2000 children's book by Bethany Roberts

Gramps and the Fire Dragon is a 2000 book by children's author Bethany Roberts, with illustrations by Melissa Iwai. The book, which tells of a grandson and grandfather who must escape a dragon that emerged from the flames of their fireplace, was published to positive reviews.

==Plot==
One night, a boy named Jesse asks his grandfather (nicknamed "Gramps") for a bedtime story near their fireplace. The latter tells of a dragon within the flames, which grows in size and prompts the two to escape from its path until Jesse extinguishes it with a water hose.

==Development==
Illustrator Melissa Iwai, who hailed from Lompoc, California, respectively modeled Jesse and Gramps after her husband Denis (via portraits from his youth) and Denis' own father.

==Reception==
Amid positive press, reviewers noted the fast-paced proceedings in Gramps and the Fire Dragon, and also noted that Jesse and his grandfather's victory was never in doubt for the sake of young readers.
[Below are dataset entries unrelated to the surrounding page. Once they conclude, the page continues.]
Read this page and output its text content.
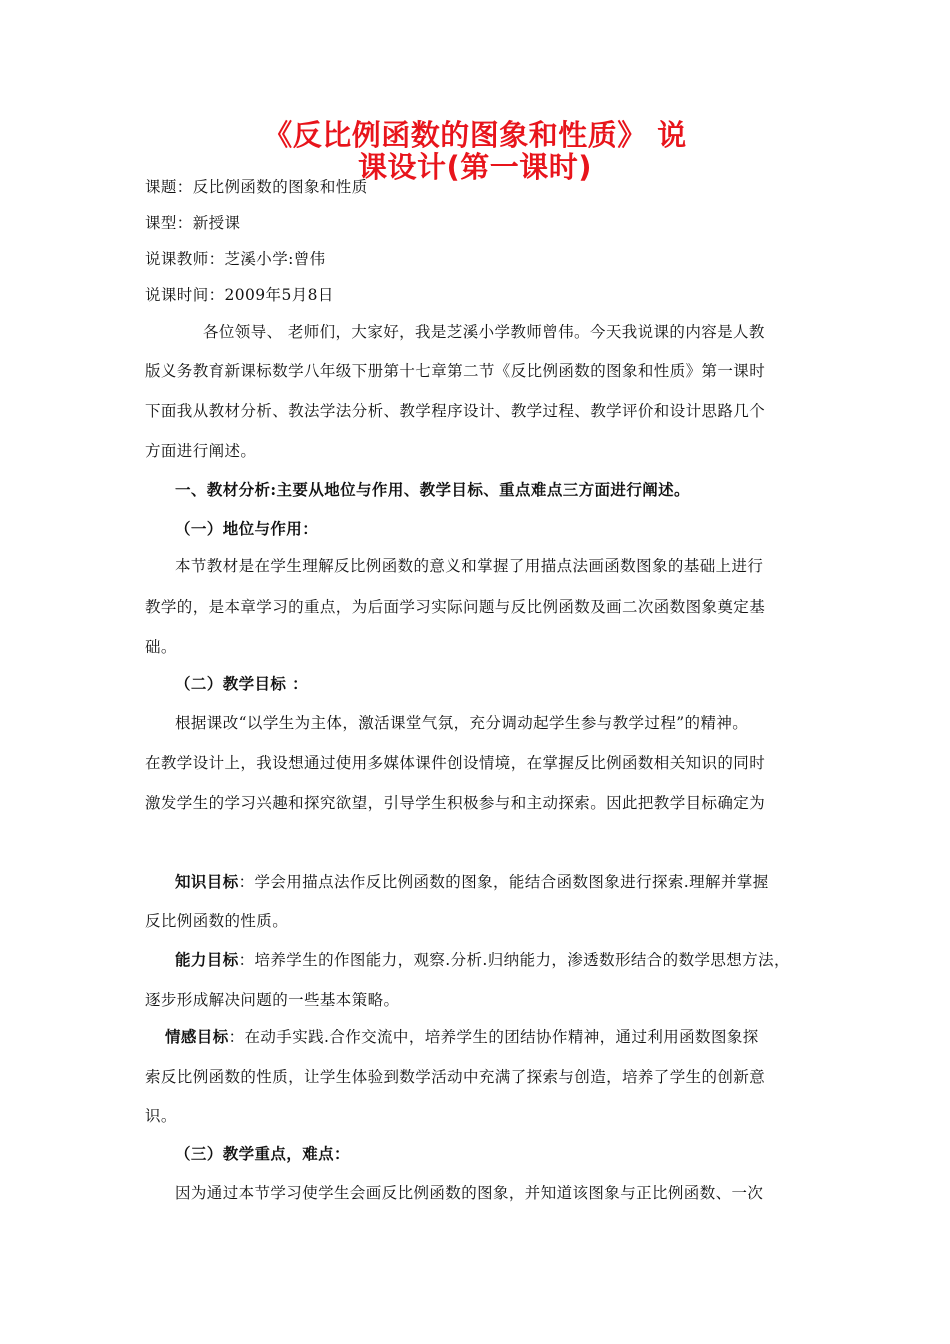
《反比例函数的图象和性质》 说
课设计(第一课时)
课题：反比例函数的图象和性质
课型：新授课
说课教师：芝溪小学:曾伟
说课时间：2009年5月8日
各位领导、 老师们，大家好，我是芝溪小学教师曾伟。今天我说课的内容是人教
版义务教育新课标数学八年级下册第十七章第二节《反比例函数的图象和性质》第一课时
下面我从教材分析、教法学法分析、教学程序设计、教学过程、教学评价和设计思路几个
方面进行阐述。
一、教材分析:主要从地位与作用、教学目标、重点难点三方面进行阐述。
（一）地位与作用：
本节教材是在学生理解反比例函数的意义和掌握了用描点法画函数图象的基础上进行
教学的，是本章学习的重点，为后面学习实际问题与反比例函数及画二次函数图象奠定基
础。
（二）教学目标 ：
根据课改“以学生为主体，激活课堂气氛，充分调动起学生参与教学过程”的精神。
在教学设计上，我设想通过使用多媒体课件创设情境，在掌握反比例函数相关知识的同时
激发学生的学习兴趣和探究欲望，引导学生积极参与和主动探索。因此把教学目标确定为
知识目标：学会用描点法作反比例函数的图象，能结合函数图象进行探索.理解并掌握
反比例函数的性质。
能力目标：培养学生的作图能力，观察.分析.归纳能力，渗透数形结合的数学思想方法，
逐步形成解决问题的一些基本策略。
情感目标：在动手实践.合作交流中，培养学生的团结协作精神，通过利用函数图象探
索反比例函数的性质，让学生体验到数学活动中充满了探索与创造，培养了学生的创新意
识。
（三）教学重点，难点：
因为通过本节学习使学生会画反比例函数的图象，并知道该图象与正比例函数、一次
Barbara Buckley of the School Library Journal commended the friendliness of the titular dragon's design, and "the use of two-page spreads [which] highlights the crisis spots in the text." Shelle Rosenfield of Booklist said, "[Their] adventure ends on a warm, comforting sleepy-time note, as it celebrates both the delights of storytelling and the special relationship between grandparent and grandchild.... The exciting and sometimes silly story conveys a message about love and sharing". In 2001, Gramps was honored as a Children's Choice selection by the International Reading Association and Children's Book Council.